Ketiga, hubungan manusia (mukmin) dan Allah itu ditandai dengan adanya kontrak kerja yang menjadi kewajiban manusia, yaitu berupa `amal sholih. Manusia terikat dan terlibat didalamnya. Baik `amal yang bersifat umum (ibadah) maupun ´amal khusus (da`wah). Amal tersebut lebih dari sekedar untuk dirinya sendiri, tetapi juga untuk mengajak orang lain beribadah. Sehingga tidak dibenarkan seorang mukmin memisahkan diri, tetapi ia harus selalu berhubungan dengan manusia (berjamaah).
Jika dipahami lebih jauh dari tiga pengertian di atas. Maka dapat diibaratkan manusia itu sebagai penjual `Amal sholih dan Allah sebagai pembelinya. Dua hal milik manusia yang dapat ditawarkan adalah hartanya (amwal) dan dirinya (anfus). Harta sebagai sarana dan prasarananya dalam mengerjakan `amal sholih, sedangkan dirinya/jiwanya sebagai komitmen selanjutnya. Penjualan itu haruslah berkualitas ihsan (mejual yang terbaik) sehingga akan menimbulkan keridhoan Allah SWT. Dimana `Amal sholih nya itu dilakukan atas dasar karena Allah (lillah), dengan caraNya (billah) dan untukNya (fillah). Allah akan membeli yang terbaik dari manusia dan Allah telah berjanji untuk membayarnya dengan Jannah, dialam yang kekal nanti. (QS. 61:10, 9:105, 111).
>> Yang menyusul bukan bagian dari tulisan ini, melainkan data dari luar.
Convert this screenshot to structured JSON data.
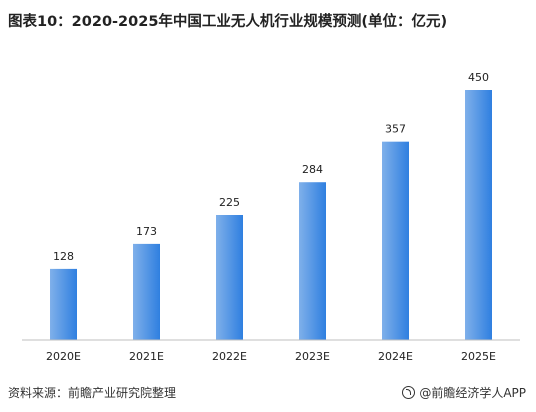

Adapun bentuk jual beli yang termahal dan dihargai begitu
tinggi oleh Allah adalah berjihad dijalanNya. Inilah
sebaik-baiknya pinjaman. Berjihad berarti ia berusaha sekuat
tenaga dan rela mengorbankan apapun didalam perjuangan
menegakkan kalimat Allah. Sebagaimana yang telah dicontohkan oleh
Rasululloh dan para Shahabat. Jalan yang jauh dari kesenangan
dunia. Mukmin yang berjihad adalah mukmin yang sudah
menghayati dan mengamalkan makna syahadat. Makna syahadat
yang tidak hanya menghiasi lisannya tapi sudah tergambar didalam
tingkah laku dan āmal perbuatannya. Kehidupan seorang
mukmin, merupakan bukti dari pengertian pengakuan akan
ke-Ilahan Allah dan ia akan mempertahankan
terus hingga kematiannya. Bagi mukmin tersebut, kematiannya
bernilai Syahid yang tetap hidup disisi Allah dan tidak ada
tempat baginya selain di Syurga. Wallahualam.